As if that had somehow escaped their attention. The point was not the warning, or the danger itself, but their bravery in the face of that danger.

Tom Fox knew what he was doing, and why, as his blog makes clear. Nor was he in any way a terrorist sympathizer. "I am to stand firm against the kidnapper as I am to stand firm against the soldier," he wrote.

That's what he did. He went to Iraq and stood firm against the kidnappers, risking his life for his beliefs in a way that the leaders of this nation never have.

He inverted the belief that peace is something 'soft,' the mere absence of war:

It seems as if there is a tendency to see war as a very active force and peace as a very passive one.

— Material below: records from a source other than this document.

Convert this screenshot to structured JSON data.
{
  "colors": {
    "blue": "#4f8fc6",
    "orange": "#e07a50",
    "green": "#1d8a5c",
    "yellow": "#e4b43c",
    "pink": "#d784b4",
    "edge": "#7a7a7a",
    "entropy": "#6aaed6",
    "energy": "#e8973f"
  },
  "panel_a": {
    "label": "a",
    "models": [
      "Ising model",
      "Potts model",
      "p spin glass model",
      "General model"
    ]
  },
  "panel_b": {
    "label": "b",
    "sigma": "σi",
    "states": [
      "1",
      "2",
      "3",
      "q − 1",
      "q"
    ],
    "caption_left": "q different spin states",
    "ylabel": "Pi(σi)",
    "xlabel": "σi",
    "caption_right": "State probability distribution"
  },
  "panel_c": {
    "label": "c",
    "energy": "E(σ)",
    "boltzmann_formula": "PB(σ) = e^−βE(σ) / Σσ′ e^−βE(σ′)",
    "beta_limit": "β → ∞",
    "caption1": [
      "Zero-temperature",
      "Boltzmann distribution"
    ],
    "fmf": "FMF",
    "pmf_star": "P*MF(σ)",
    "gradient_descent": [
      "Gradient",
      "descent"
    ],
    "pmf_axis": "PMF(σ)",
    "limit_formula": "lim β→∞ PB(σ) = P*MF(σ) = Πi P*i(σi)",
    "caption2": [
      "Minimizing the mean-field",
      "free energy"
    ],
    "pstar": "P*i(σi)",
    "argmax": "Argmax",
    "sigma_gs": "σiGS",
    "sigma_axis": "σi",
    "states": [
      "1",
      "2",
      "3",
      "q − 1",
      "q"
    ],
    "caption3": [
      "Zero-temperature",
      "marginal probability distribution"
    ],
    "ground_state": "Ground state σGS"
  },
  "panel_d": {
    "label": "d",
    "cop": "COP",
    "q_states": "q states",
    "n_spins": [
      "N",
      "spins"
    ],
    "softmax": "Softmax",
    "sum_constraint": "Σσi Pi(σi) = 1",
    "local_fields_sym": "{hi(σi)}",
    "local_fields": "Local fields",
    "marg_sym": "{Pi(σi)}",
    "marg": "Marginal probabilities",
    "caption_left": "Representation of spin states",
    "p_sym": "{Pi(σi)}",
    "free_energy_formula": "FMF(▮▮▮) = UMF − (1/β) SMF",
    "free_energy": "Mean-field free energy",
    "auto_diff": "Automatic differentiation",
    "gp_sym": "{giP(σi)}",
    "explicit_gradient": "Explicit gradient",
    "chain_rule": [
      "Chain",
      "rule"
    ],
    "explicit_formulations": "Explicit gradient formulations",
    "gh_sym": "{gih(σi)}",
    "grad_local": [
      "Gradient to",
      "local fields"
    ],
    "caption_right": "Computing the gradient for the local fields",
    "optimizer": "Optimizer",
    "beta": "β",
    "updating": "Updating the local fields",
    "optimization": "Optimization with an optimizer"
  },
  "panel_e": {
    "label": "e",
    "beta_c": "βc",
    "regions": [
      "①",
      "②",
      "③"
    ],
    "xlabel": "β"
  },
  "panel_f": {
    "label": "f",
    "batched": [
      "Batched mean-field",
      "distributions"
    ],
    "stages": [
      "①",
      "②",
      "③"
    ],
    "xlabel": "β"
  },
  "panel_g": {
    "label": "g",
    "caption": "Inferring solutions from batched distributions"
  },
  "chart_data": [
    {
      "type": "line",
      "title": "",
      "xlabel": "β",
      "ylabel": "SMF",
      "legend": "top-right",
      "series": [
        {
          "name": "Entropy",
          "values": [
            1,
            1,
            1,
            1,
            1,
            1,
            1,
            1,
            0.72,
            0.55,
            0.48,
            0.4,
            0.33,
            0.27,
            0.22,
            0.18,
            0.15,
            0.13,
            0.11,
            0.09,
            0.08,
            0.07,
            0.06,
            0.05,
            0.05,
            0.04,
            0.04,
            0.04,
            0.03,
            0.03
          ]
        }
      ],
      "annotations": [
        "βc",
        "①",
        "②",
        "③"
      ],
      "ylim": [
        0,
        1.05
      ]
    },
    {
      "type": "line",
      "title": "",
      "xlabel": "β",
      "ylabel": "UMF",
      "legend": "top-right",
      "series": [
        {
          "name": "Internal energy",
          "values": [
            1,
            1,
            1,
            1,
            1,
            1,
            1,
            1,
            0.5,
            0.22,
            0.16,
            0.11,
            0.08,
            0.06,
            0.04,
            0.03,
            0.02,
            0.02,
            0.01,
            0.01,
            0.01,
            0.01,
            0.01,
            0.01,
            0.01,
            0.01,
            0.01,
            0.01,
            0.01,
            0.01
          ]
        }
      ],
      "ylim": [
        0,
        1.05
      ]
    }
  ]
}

We refer to peace in the negative - nonviolence or non-aggression. As if peace is a vacuum created when the force of war is absent ... Is it possible that (the force of war) is in reality a negative, mirror image of the force of peace?

Though a Christian, he was an inclusive man who grieved for all the victims of sectarian violence in Jerusalem. "Whose city is it?" he wrote. "It's God's city, and not the sole possession of any of God's children. It belongs to all and it needs to be open to all."

Fox was a progressive follower of Jesus, one of the many I describe - because the media tends to ignore them - as America's Secret Christians. Other American Christians sometimes ask "What Would Jesus Do?" from their bumper stickers, as they drive through secure suburban neighborhoods.

They could do worse than follow the example of Tom Fox, who answered that question to the best of his ability.